Czytelnia zabrzańskiej biblioteki już dawno nie przeżyła takiego
oblężenia. Nie tylko dlatego, że Andrzej Stasiuk jest laureatem Nike i
wielu innych prestiżowych nagród. To osobowość pisarza i jego podejście
do życia przyciągnęły tłum młodych ludzi. Wyrzucano go z kolejnych
szkół. Ostatecznie skończył… siedem klas podstawówki. Jak twierdzi,
pomogło mu to w samodzielnym odkrywaniu otoczenia.
– Literatura nie żywi się wykształceniem tylko mądrością głupiego
Jasia, który jest ciekawy świata – mówił Andrzej Stasiuk. Traktuje ją
jak przedłużenie szkolnej biblioteki w pierwszych klasach podstawówki,
kiedy tak bardzo wierzymy w książkowe historie.

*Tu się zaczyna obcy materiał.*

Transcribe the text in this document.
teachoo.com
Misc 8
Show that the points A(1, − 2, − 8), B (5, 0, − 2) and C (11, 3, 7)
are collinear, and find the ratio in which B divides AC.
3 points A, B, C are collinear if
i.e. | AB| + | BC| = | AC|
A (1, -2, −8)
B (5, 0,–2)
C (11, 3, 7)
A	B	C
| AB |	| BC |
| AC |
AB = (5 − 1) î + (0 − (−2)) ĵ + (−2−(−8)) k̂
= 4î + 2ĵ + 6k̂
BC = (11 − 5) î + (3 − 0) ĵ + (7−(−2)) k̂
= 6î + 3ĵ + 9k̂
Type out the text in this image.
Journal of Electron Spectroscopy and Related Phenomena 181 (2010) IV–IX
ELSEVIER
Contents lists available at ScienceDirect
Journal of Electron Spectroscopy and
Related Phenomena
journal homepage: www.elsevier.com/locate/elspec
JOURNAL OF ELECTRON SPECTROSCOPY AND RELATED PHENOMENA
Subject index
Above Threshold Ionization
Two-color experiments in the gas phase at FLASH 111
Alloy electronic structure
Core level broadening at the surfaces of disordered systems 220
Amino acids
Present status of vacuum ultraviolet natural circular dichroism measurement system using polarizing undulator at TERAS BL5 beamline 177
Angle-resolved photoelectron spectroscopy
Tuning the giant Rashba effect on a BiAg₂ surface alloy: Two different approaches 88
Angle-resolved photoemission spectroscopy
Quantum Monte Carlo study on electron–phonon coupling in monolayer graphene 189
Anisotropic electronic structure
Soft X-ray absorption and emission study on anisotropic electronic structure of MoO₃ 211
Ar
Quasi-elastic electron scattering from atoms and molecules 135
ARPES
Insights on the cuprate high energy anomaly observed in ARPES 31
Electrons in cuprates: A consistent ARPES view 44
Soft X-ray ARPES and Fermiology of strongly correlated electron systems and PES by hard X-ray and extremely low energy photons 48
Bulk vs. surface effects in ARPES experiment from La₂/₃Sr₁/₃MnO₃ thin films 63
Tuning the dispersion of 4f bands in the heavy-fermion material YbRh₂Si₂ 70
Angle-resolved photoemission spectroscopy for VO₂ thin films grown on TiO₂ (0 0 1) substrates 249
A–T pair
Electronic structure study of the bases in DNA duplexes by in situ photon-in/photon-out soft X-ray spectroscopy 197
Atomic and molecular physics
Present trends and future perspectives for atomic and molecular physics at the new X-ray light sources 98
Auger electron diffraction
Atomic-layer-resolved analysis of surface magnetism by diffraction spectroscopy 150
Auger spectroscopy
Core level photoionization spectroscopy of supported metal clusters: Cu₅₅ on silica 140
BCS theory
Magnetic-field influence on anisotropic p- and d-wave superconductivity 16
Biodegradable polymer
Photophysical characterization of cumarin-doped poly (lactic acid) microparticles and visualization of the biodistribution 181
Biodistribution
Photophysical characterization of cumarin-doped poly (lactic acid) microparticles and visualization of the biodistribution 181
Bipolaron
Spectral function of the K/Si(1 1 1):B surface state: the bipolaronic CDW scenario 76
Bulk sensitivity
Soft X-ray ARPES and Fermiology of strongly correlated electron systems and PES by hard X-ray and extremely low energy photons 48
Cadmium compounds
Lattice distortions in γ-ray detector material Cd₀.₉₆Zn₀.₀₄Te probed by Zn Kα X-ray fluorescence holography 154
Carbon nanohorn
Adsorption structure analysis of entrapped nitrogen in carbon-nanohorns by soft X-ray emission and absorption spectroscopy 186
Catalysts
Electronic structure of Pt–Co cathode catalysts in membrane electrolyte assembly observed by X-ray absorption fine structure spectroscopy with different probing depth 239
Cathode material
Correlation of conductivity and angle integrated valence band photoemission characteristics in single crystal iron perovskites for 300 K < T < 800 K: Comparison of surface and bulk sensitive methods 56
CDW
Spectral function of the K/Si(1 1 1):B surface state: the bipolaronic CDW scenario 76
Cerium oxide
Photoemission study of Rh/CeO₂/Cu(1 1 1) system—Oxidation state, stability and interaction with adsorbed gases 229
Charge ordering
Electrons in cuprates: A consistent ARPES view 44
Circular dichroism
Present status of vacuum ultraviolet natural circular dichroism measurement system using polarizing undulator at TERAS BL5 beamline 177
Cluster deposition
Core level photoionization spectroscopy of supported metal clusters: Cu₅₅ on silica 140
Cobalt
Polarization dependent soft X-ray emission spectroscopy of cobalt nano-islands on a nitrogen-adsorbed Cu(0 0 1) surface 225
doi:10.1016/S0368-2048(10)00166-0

– W mojej szkole biblioteka była azylem ciszy. Jak we śnie można było
błądzić między regałami, wynajdywać dziwne tytuły, autorów, których się
nie zna – opowiadał o swoich pierwszych doświadczeniach z literaturą,
by już po chwili sprowadzić je do rzeczywistości. – Podobała mi się
bibliotekarka. Czytałem wszystko, żeby jej zaimponować – dodał pisarz.
Stasiuk nie doszukuje się filozofii tam, gdzie jej nie ma. – Powodem
moich podróży było po prostu to, że 15 minut drogi od mojego domu
otworzyli przejście graniczne. Nie można było z tego nie skorzystać –
mówi. Zanim jednak zaczął jeździć po świecie, zaliczył więzienny
epizod. – Najzwyczajniej w świecie chciałem zostać ze znajomymi na
sylwestra. Nie wróciłem z przepustki, więc mnie zamknęli. To było
kapitalne doświadczenie. Siedziałem z prawdziwymi bandziorami, ale tam
najważniejsza była narracja. Facet bez wykształcenia, z ogoloną głową,
nagle zaczyna mówić. Wskrzesza świat, opowiadając historie z życia, z
filmów, z książek. Byli tacy, którzy płacili pięć paczek fajek, żeby
móc go posłuchać – opowiada.
Po „Jadąc do Babadag" Stasiuk był na Bałkanach, niedługo ma powstać
nowa książka. Będzie to reportaż złożony z kilku kawałków. Pojawi się
też nowy sposób narracji. Stasiuk ma prostą receptę na książkę. – Świat
jest pełen znaków, które mówią dotknij tego, idź tam, zobacz to. Świat
jest po to, żeby się nim zachwycać, żeby umysł nie zasypiał – mówi.